Fathin Ungku, Bernadette Christina, Singapore/Jakarta – Violent protests by hundreds of workers at one of Indonesia's biggest nickel smelters on Sulawesi island operated by PT Virtue Dragon Nickel Industry (PT VDNI) had "paralysed" its activities, the China-backed company said in a statement.
The protest, which saw 800 workers calling for higher salaries and permanent employment for contractors, turned violent on Monday, as workers torched vehicles and buildings.
"The rioting resulted in company activities being paralysed because the factory supporting equipment was badly damaged and about 40 heavy equipment and operational vehicles belonging to the company caught fire," PT VDNI, a unit of China's Jiangsu Delong Nickel Industry, said in a statement late on Tuesday.
PT VDNI could not immediately be reached for further comment on Wednesday.
The billion-dollar nickel refining facility, located in Konawe, Southeast Sulawesi, started operations last February with an input capacity of 800,000 tonnes of ore to produce nickel pig iron with 10%-12% nickel content.
There were no casualties in the protest and five protesters had been arrested, Ferry Walintukan, a Southeast Sulawesi police spokesman, said.

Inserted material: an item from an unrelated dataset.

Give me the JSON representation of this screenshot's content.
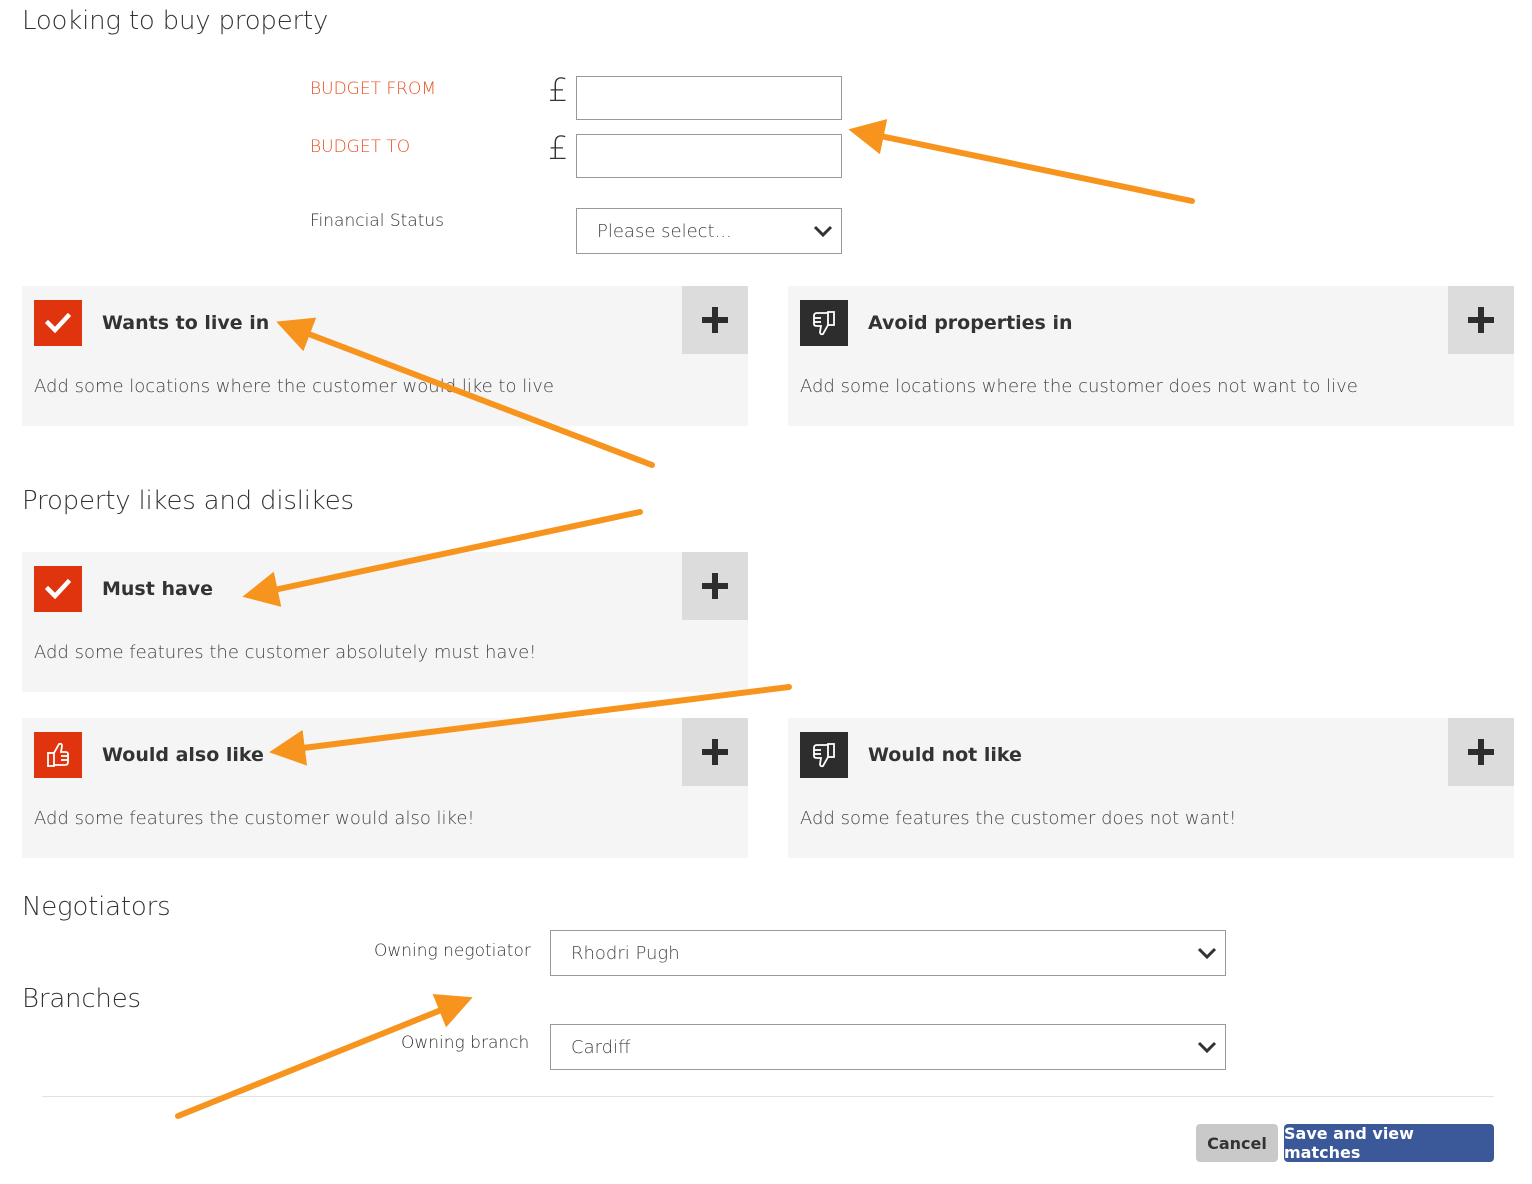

Shanghai Futures Exchange nickel prices slipped from a 14-month high of 134,180 yuan a tonne hit earlier in the session, partly fuelled by supply worries caused by the unrest at the plant, to fall 1.4% to 129,370 yuan a tonne at Wednesday's close.
Indonesia was the largest nickel ore exporter until it stopped exports in January as it tries to woo foreign investment to build its nickel processing industry.
"Currently, the government is working hard to bring investment into Indonesia that can provide jobs and business for the community," ministry of industry, Agus Gumiwang Kartasasmita said in a statement late on Tuesday on the protest.
"The government asks all parties... not to make things worse, in order to maintain a cool investment climate in Konawe Regency," Agus said.
Indonesia wants to expand as a nickel processing hub, starting from steel, to extracting battery grade chemicals from the ore, and eventually producing batteries for electric vehicles (EVs) and building EVs.